Top rate taxpayers forecast to increase almost 50% in five years

The number of Scots paying the top rate of income tax is forecast to rise by almost 50% in the next five years.

Experts from the Scottish Fiscal Commission (SFC) explained rising earnings are “sucking” more people into the additional rate band – which sees those north of the border earning £150,000 a year or more paying income tax at 46p.

The SFC has forecast the number of Scots in this category is to increase from 14,900 in 2018-19 to 22,000 in 2023-24, a rise of more than 47%.

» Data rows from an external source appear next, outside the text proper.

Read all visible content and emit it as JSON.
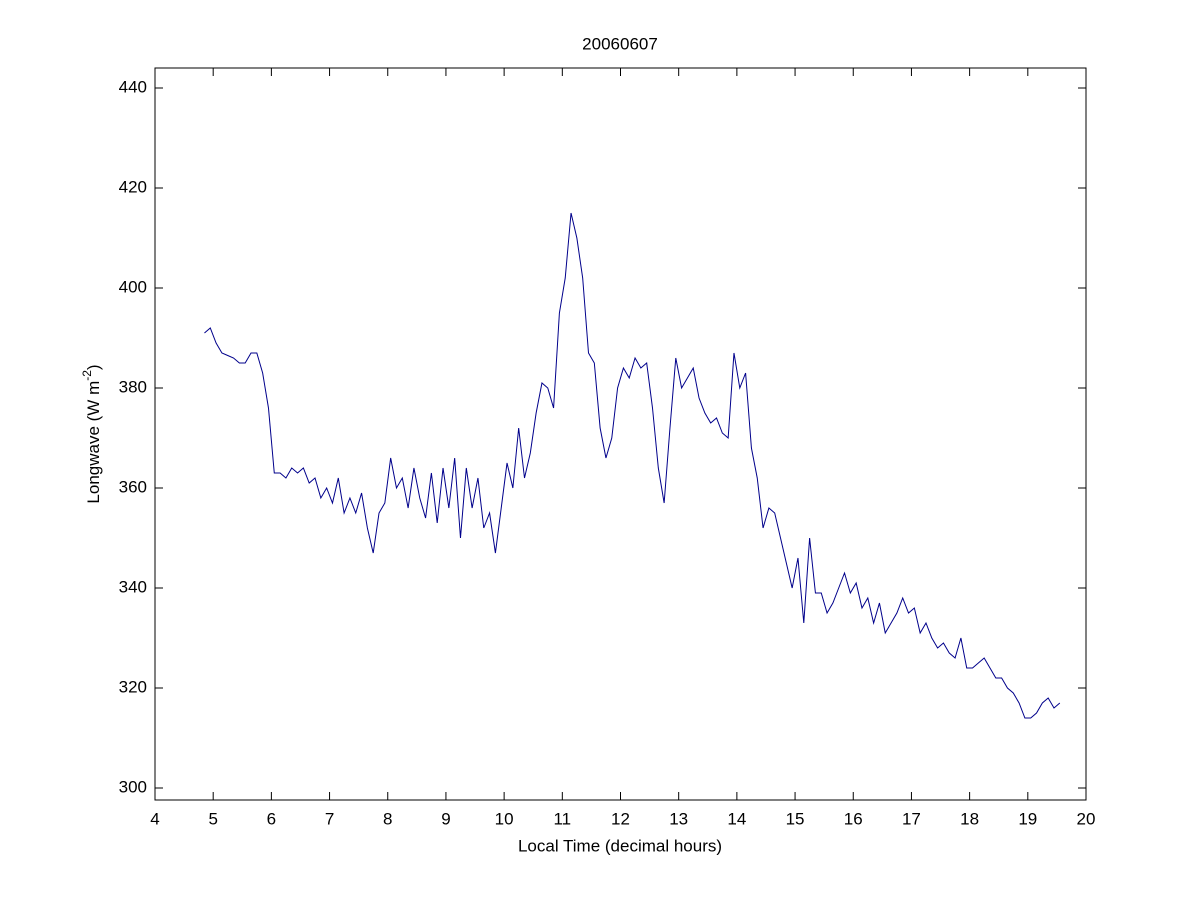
{
  "chart_data": {
    "type": "line",
    "title": "20060607",
    "xlabel": "Local Time (decimal hours)",
    "ylabel_parts": [
      "Longwave (W m",
      "-2",
      ")"
    ],
    "xlim": [
      4,
      20
    ],
    "ylim": [
      297.6,
      444
    ],
    "xticks": [
      4,
      5,
      6,
      7,
      8,
      9,
      10,
      11,
      12,
      13,
      14,
      15,
      16,
      17,
      18,
      19,
      20
    ],
    "yticks": [
      300,
      320,
      340,
      360,
      380,
      400,
      420,
      440
    ],
    "grid": false,
    "series": [
      {
        "name": "Longwave",
        "color": "#00008B",
        "x": [
          4.85,
          4.95,
          5.05,
          5.15,
          5.25,
          5.35,
          5.45,
          5.55,
          5.65,
          5.75,
          5.85,
          5.95,
          6.05,
          6.15,
          6.25,
          6.35,
          6.45,
          6.55,
          6.65,
          6.75,
          6.85,
          6.95,
          7.05,
          7.15,
          7.25,
          7.35,
          7.45,
          7.55,
          7.65,
          7.75,
          7.85,
          7.95,
          8.05,
          8.15,
          8.25,
          8.35,
          8.45,
          8.55,
          8.65,
          8.75,
          8.85,
          8.95,
          9.05,
          9.15,
          9.25,
          9.35,
          9.45,
          9.55,
          9.65,
          9.75,
          9.85,
          9.95,
          10.05,
          10.15,
          10.25,
          10.35,
          10.45,
          10.55,
          10.65,
          10.75,
          10.85,
          10.95,
          11.05,
          11.15,
          11.25,
          11.35,
          11.45,
          11.55,
          11.65,
          11.75,
          11.85,
          11.95,
          12.05,
          12.15,
          12.25,
          12.35,
          12.45,
          12.55,
          12.65,
          12.75,
          12.85,
          12.95,
          13.05,
          13.15,
          13.25,
          13.35,
          13.45,
          13.55,
          13.65,
          13.75,
          13.85,
          13.95,
          14.05,
          14.15,
          14.25,
          14.35,
          14.45,
          14.55,
          14.65,
          14.75,
          14.85,
          14.95,
          15.05,
          15.15,
          15.25,
          15.35,
          15.45,
          15.55,
          15.65,
          15.75,
          15.85,
          15.95,
          16.05,
          16.15,
          16.25,
          16.35,
          16.45,
          16.55,
          16.65,
          16.75,
          16.85,
          16.95,
          17.05,
          17.15,
          17.25,
          17.35,
          17.45,
          17.55,
          17.65,
          17.75,
          17.85,
          17.95,
          18.05,
          18.15,
          18.25,
          18.35,
          18.45,
          18.55,
          18.65,
          18.75,
          18.85,
          18.95,
          19.05,
          19.15,
          19.25,
          19.35,
          19.45,
          19.55
        ],
        "values": [
          391,
          392,
          389,
          387,
          386.5,
          386,
          385,
          385,
          387,
          387,
          383,
          376,
          363,
          363,
          362,
          364,
          363,
          364,
          361,
          362,
          358,
          360,
          357,
          362,
          355,
          358,
          355,
          359,
          352,
          347,
          355,
          357,
          366,
          360,
          362,
          356,
          364,
          358,
          354,
          363,
          353,
          364,
          356,
          366,
          350,
          364,
          356,
          362,
          352,
          355,
          347,
          356,
          365,
          360,
          372,
          362,
          367,
          375,
          381,
          380,
          376,
          395,
          402,
          415,
          410,
          402,
          387,
          385,
          372,
          366,
          370,
          380,
          384,
          382,
          386,
          384,
          385,
          376,
          364,
          357,
          372,
          386,
          380,
          382,
          384,
          378,
          375,
          373,
          374,
          371,
          370,
          387,
          380,
          383,
          368,
          362,
          352,
          356,
          355,
          350,
          345,
          340,
          346,
          333,
          350,
          339,
          339,
          335,
          337,
          340,
          343,
          339,
          341,
          336,
          338,
          333,
          337,
          331,
          333,
          335,
          338,
          335,
          336,
          331,
          333,
          330,
          328,
          329,
          327,
          326,
          330,
          324,
          324,
          325,
          326,
          324,
          322,
          322,
          320,
          319,
          317,
          314,
          314,
          315,
          317,
          318,
          316,
          317
        ]
      }
    ]
  }
}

That increase is based on the threshold for the additional rate remaining frozen at £150,000 over the five years, Professor David Ulph from the SFC said.

He told MSPs on Holyrood’s Finance Committee: “Because we’ve assumed the top rate of tax threshold will be frozen at £150,000 throughout the five years of the forecast, if you are sitting just below £150,000 and you have say 2% or 3% growth in your earnings, you will inevitably be pulled above that £150,000 threshold.”

Pressed on how “robust” the figures for the forecast rise are, Prof Ulph insisted: “We do have a fairly good idea of the distribution of income among taxpayers.

“It’s not a guess, we have a pretty good idea of the shape of the income distribution in Scotland.”

Over the same period, the SFC has forecast the number of people paying income tax in Scotland will rise from 2,523,400 to 2,676,500.

The amount of cash raised from income tax is forecast to go from £11,452 million in 2018-19 to £13,805 million in 2023-24.

Tory MSP Adam Tomkins questioned why income tax receipts are only set to rise “relatively modestly” at the same time as the number of top rate taxpayers is forecast to rise “very significantly”.

Professor Alasdair Smith of the SFC said this is because most of the increase in additional rate taxpayers would come from people whose income was previously just below the £150,000 threshold.

He told the committee: “The additional taxpayers are mainly coming from people whose incomes – because of income growth – move them from one taxpayer category to another.

“For the individual who moves category, they’re moving from just below the tax threshold to just above the tax threshold. Their marginal rate may go up significantly, but the actual tax bill paid by someone who moves from just below the threshold to just above the threshold changes relatively little.”